Wednesday, July 28, 2010

Who's Afraid of the Big Bad Tea Party?

Not Democrats -- they see the far-right movement as their best hope for keeping political control in 2010, by forcing the GOP to run terrifyingly fanatical candidates like Sharron Angle. But the GOP, which denounced as "quackery" a Democratic attempt to tie the GOP to the tea partiers, might be getting a bit nervous.

They got to be careful, though. Republicans who denounce the far-right tend not to last long in Republican primaries (Bob Bennett and Bob Inglis, wave from the galleries!). I hardly think the tea party will be thrilled by public GOP efforts to disassociate themselves. But I hardly think voters will be thrilled if they don't.

Rough gig.

1 comment:

joe said...

Who are these generic "voters"?

For our analysis, there are two basic categories of voters: those who have strong feelings on tea party stuff and those who don't. Those who do tend to already have strong partisan affiliation.

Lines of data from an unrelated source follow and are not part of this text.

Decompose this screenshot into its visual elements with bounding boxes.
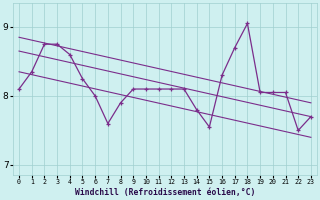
X-axis label: Windchill (Refroidissement éolien,°C): Windchill (Refroidissement éolien,°C) (75, 188, 255, 197)
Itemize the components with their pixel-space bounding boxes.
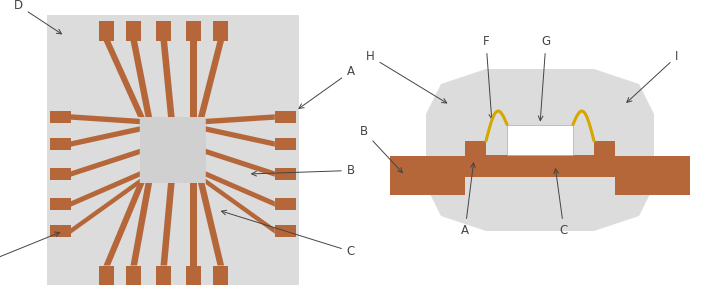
Bar <box>507 124 573 154</box>
Text: C: C <box>554 169 568 237</box>
Polygon shape <box>206 171 275 207</box>
Polygon shape <box>71 126 140 147</box>
Bar <box>275 138 296 150</box>
Bar <box>275 111 296 123</box>
Bar <box>50 111 71 123</box>
Polygon shape <box>130 183 152 266</box>
Bar <box>486 154 594 177</box>
Bar <box>275 225 296 237</box>
Polygon shape <box>71 171 140 207</box>
Polygon shape <box>104 40 145 117</box>
Polygon shape <box>206 149 275 177</box>
Bar <box>213 266 228 285</box>
Bar <box>126 21 141 40</box>
Bar <box>50 225 71 237</box>
Bar <box>126 266 141 285</box>
Polygon shape <box>104 183 145 266</box>
Bar <box>99 266 114 285</box>
Polygon shape <box>594 141 690 195</box>
Text: I: I <box>627 50 678 102</box>
Polygon shape <box>71 114 140 124</box>
Bar <box>186 266 202 285</box>
Polygon shape <box>198 183 224 266</box>
Text: D: D <box>14 0 62 34</box>
Polygon shape <box>206 126 275 147</box>
Text: B: B <box>252 164 355 177</box>
Polygon shape <box>390 141 486 195</box>
Text: B: B <box>360 125 402 173</box>
Bar <box>140 117 206 183</box>
Polygon shape <box>198 40 224 117</box>
Bar <box>275 168 296 180</box>
Polygon shape <box>130 40 152 117</box>
Polygon shape <box>191 40 197 117</box>
Bar <box>186 21 202 40</box>
Text: C: C <box>222 210 355 258</box>
Polygon shape <box>206 114 275 124</box>
Text: F: F <box>482 35 494 119</box>
Polygon shape <box>71 179 140 234</box>
Bar <box>50 198 71 210</box>
Bar <box>99 21 114 40</box>
Polygon shape <box>71 149 140 177</box>
Polygon shape <box>161 40 174 117</box>
Bar <box>275 198 296 210</box>
Polygon shape <box>191 183 197 266</box>
Bar <box>213 21 228 40</box>
Text: E: E <box>0 232 60 267</box>
Text: G: G <box>539 35 551 121</box>
Text: H: H <box>366 50 446 103</box>
Bar <box>156 21 171 40</box>
Polygon shape <box>161 183 174 266</box>
Polygon shape <box>426 69 654 231</box>
Text: A: A <box>461 163 475 237</box>
Bar <box>50 138 71 150</box>
Bar <box>47 15 299 285</box>
Text: A: A <box>299 65 355 109</box>
Polygon shape <box>206 179 275 234</box>
Bar <box>156 266 171 285</box>
Bar <box>50 168 71 180</box>
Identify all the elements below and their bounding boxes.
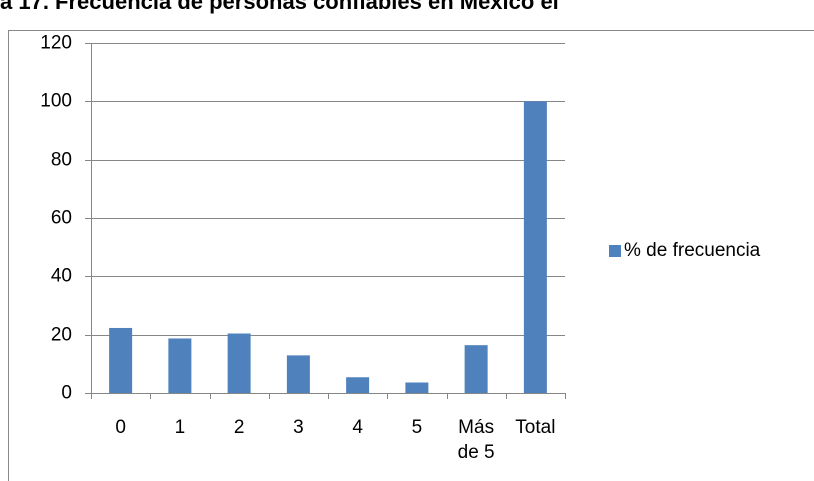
- x-tick-label: Más de 5: [457, 417, 495, 463]
- legend-label: % de frecuencia: [624, 240, 761, 261]
- x-tick-label: 0: [115, 417, 126, 438]
- bar: [346, 377, 370, 393]
- bar: [227, 333, 251, 393]
- y-tick-label: 0: [61, 383, 72, 404]
- bar: [523, 101, 547, 393]
- bar: [464, 345, 488, 393]
- y-tick-label: 60: [51, 208, 72, 229]
- x-tick-label: Total: [515, 417, 556, 438]
- x-tick-label: 3: [293, 417, 304, 438]
- bar: [405, 382, 429, 393]
- y-tick-label: 40: [51, 266, 72, 287]
- legend-swatch: [609, 245, 621, 257]
- y-tick-label: 20: [51, 325, 72, 346]
- x-tick-label: 2: [233, 417, 245, 438]
- bar: [286, 355, 310, 393]
- x-tick-label: 4: [352, 417, 363, 438]
- y-tick-label: 80: [51, 150, 72, 171]
- bar: [109, 327, 133, 393]
- bar: [168, 338, 192, 393]
- y-tick-label: 100: [40, 91, 72, 112]
- chart-title: a 17. Frecuencia de personas confiables …: [0, 0, 559, 14]
- x-tick-label: 1: [174, 417, 186, 438]
- y-tick-label: 120: [40, 33, 72, 54]
- x-tick-label: 5: [411, 417, 423, 438]
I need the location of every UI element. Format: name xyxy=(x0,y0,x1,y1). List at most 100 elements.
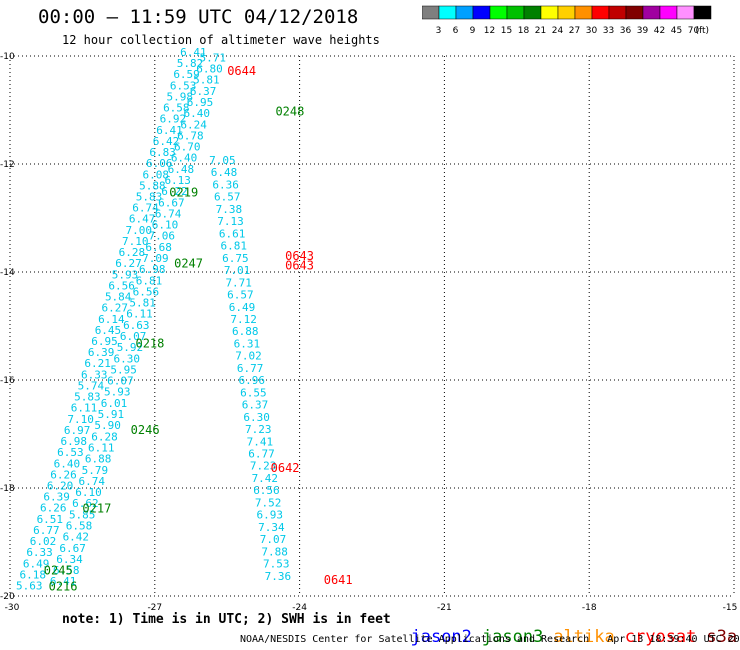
pass-time-label: 0246 xyxy=(131,423,160,437)
swh-point: 7.53 xyxy=(263,558,290,571)
swh-point: 6.41 xyxy=(156,124,183,137)
pass-time-label: 0644 xyxy=(227,64,256,78)
swh-point: 7.00 xyxy=(125,224,152,237)
swh-point: 6.42 xyxy=(153,135,180,148)
swh-point: 6.48 xyxy=(168,163,195,176)
x-tick-label: -24 xyxy=(292,603,307,613)
scale-label: 3 xyxy=(436,26,442,36)
pass-time-label: 0643 xyxy=(285,258,314,272)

Those who don't, well, yes, technically they won't be thrilled if Republicans don't disassociate themselves. And they won't be thrilled if they do, either. This is our pool of undecideds (and a smaller pool it is for mid-term elections).

Of course, the second category can be moved on specific "third rail" issues, say, Sharron Angle's comments on Social Security. But that's just a matter of message control. I have little doubt Republicans will perfect the art of going to Tea Party rallies and saying the right code words without leaving openings like that going forward.